HSBC cuts back on deals to concentrate on the divi

 
James Moore17 May 2012

HSBC promised dividends rather than deals at an investor day this morning.

Chief executive Stuart Gulliver told investors that when the bank can be certain it has enough capital to meet new regulations, it will start to raise its dividend.

“Previously we would have gone out and done 10 acquisitions a year,” said Gulliver, pictured. “We’re not going to do that.”

HSBC has in fact been shedding businesses announcing 28 disposals under Gulliver which he said could release up to $55 billion (£35 billion) of risk-weighted assets to firm up the bank’s finances. About 15,000 employees have gone though many have been transferred to new owners.

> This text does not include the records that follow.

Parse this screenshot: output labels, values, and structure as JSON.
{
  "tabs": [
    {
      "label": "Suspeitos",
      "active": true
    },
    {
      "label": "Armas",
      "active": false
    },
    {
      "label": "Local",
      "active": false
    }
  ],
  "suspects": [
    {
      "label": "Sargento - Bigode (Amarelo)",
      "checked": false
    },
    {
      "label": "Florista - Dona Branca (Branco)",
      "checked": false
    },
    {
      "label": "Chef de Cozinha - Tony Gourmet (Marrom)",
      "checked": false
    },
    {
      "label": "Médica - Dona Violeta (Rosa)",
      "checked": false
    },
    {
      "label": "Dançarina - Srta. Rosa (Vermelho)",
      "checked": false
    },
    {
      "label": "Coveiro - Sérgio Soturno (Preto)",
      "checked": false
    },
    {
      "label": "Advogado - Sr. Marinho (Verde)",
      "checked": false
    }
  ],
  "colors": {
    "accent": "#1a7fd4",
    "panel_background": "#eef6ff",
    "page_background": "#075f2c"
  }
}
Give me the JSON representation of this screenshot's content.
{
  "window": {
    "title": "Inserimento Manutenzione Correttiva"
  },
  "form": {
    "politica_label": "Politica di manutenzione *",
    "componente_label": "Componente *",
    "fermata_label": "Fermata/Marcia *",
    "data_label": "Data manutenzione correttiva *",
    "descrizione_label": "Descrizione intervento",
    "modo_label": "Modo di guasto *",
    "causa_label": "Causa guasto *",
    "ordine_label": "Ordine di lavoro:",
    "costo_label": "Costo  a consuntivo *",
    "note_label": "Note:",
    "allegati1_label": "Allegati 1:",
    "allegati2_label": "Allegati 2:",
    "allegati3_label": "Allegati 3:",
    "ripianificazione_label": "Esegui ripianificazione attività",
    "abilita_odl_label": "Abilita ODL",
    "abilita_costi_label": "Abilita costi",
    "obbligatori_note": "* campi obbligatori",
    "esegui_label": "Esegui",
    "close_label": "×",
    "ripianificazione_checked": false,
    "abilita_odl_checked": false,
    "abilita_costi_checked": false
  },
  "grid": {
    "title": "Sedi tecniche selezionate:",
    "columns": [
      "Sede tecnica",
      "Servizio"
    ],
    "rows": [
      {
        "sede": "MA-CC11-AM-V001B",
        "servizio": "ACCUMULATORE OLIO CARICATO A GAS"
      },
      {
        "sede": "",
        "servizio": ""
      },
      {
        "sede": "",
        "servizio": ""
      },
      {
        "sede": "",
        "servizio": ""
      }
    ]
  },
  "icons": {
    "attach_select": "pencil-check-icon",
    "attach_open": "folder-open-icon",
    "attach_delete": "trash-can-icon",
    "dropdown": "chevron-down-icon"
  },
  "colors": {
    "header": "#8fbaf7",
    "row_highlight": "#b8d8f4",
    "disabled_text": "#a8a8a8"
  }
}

Gulliver also said HSBC has achieved $2 billion of cost savings on an annualised basis. He said this had been verified by KPMG — one of the big four accountancy firms. “We’re not just making this up.”

HSBC has pulled out of several countries including South Korea and Thailand. But he said this was only as a retail bank. It has kept its commercial operations.

The bank is expecting to be at the top of its $2.5 billion to $3.5 billion cost-savings target by the end of 2013.

Gulliver again highlighted Asia as its key market. He said the engine of economic growth has shifted from “West to East and North to South”.

He added that it was “important” for the bank to pay more to its shareholders than in bonuses.

Top executives are now also evaluated on personal behaviour and “integrity” before their business skills are considered. This follows a series of scandals which he described as “unacceptable”.